Depth Creates No Bad Local Minima
Haihao Lu, Kenji Kawaguchi
TL;DR
This work investigates whether depth, in the absence of nonlinearity, can introduce bad local minima in deep linear networks. It shows that while depth yields a non-convex loss surface, it does not create new bad local minima by relating the deep parameterization to a rank-constrained shallow model and proving equivalence of local minima under full-row-rank conditions. The main contributions are a pair of results: (i) every local minimum of the deep problem maps to a local minimum of a shallow, rank-constrained problem, and (ii) if the input is sufficiently informative, all local minima of the shallow problem are global, implying all local minima of the deep network are global.
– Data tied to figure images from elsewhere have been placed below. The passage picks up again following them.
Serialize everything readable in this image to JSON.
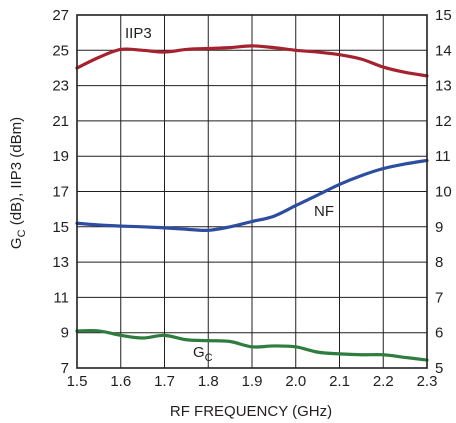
{
  "chart_data": {
    "type": "line",
    "xlabel": "RF FREQUENCY (GHz)",
    "ylabel_left_main": "G",
    "ylabel_left_sub": "C",
    "ylabel_left_rest": " (dB), IIP3 (dBm)",
    "xlim": [
      1.5,
      2.3
    ],
    "ylim_left": [
      7,
      27
    ],
    "ylim_right": [
      5,
      15
    ],
    "x_ticks": [
      "1.5",
      "1.6",
      "1.7",
      "1.8",
      "1.9",
      "2.0",
      "2.1",
      "2.2",
      "2.3"
    ],
    "x_tick_values": [
      1.5,
      1.6,
      1.7,
      1.8,
      1.9,
      2.0,
      2.1,
      2.2,
      2.3
    ],
    "y_left_ticks": [
      "7",
      "9",
      "11",
      "13",
      "15",
      "17",
      "19",
      "21",
      "23",
      "25",
      "27"
    ],
    "y_left_tick_values": [
      7,
      9,
      11,
      13,
      15,
      17,
      19,
      21,
      23,
      25,
      27
    ],
    "y_right_ticks": [
      "5",
      "6",
      "7",
      "8",
      "9",
      "10",
      "11",
      "12",
      "13",
      "14",
      "15"
    ],
    "y_right_tick_values": [
      5,
      6,
      7,
      8,
      9,
      10,
      11,
      12,
      13,
      14,
      15
    ],
    "grid": true,
    "series": [
      {
        "name": "IIP3",
        "axis": "left",
        "color": "#a4232f",
        "x": [
          1.5,
          1.55,
          1.6,
          1.65,
          1.7,
          1.75,
          1.8,
          1.85,
          1.9,
          1.95,
          2.0,
          2.05,
          2.1,
          2.15,
          2.2,
          2.25,
          2.3
        ],
        "y": [
          24.0,
          24.6,
          25.05,
          25.0,
          24.9,
          25.05,
          25.1,
          25.15,
          25.25,
          25.15,
          25.0,
          24.9,
          24.75,
          24.5,
          24.05,
          23.75,
          23.55
        ]
      },
      {
        "name": "NF",
        "axis": "right",
        "color": "#2c4da0",
        "x": [
          1.5,
          1.55,
          1.6,
          1.65,
          1.7,
          1.75,
          1.8,
          1.85,
          1.9,
          1.95,
          2.0,
          2.05,
          2.1,
          2.15,
          2.2,
          2.25,
          2.3
        ],
        "y": [
          9.1,
          9.05,
          9.02,
          9.0,
          8.97,
          8.93,
          8.9,
          9.0,
          9.15,
          9.3,
          9.6,
          9.9,
          10.2,
          10.45,
          10.65,
          10.78,
          10.88
        ]
      },
      {
        "name_main": "G",
        "name_sub": "C",
        "axis": "left",
        "color": "#2e7d3e",
        "x": [
          1.5,
          1.55,
          1.6,
          1.65,
          1.7,
          1.75,
          1.8,
          1.85,
          1.9,
          1.95,
          2.0,
          2.05,
          2.1,
          2.15,
          2.2,
          2.25,
          2.3
        ],
        "y": [
          9.1,
          9.1,
          8.85,
          8.7,
          8.85,
          8.6,
          8.55,
          8.5,
          8.2,
          8.25,
          8.2,
          7.9,
          7.8,
          7.75,
          7.75,
          7.6,
          7.45
        ]
      }
    ]
  }
}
The approach provides a simpler, more general framework that extends beyond Frobenius loss and has potential implications for matrix completion and broader loss functions.
Abstract
In deep learning, \textit{depth}, as well as \textit{nonlinearity}, create non-convex loss surfaces. Then, does depth alone create bad local minima? In this paper, we prove that without nonlinearity, depth alone does not create bad local minima, although it induces non-convex loss surface. Using this insight, we greatly simplify a recently proposed proof to show that all of the local minima of feedforward deep linear neural networks are global minima. Our theoretical results generalize previous results with fewer assumptions, and this analysis provides a method to show similar results beyond square loss in deep linear models.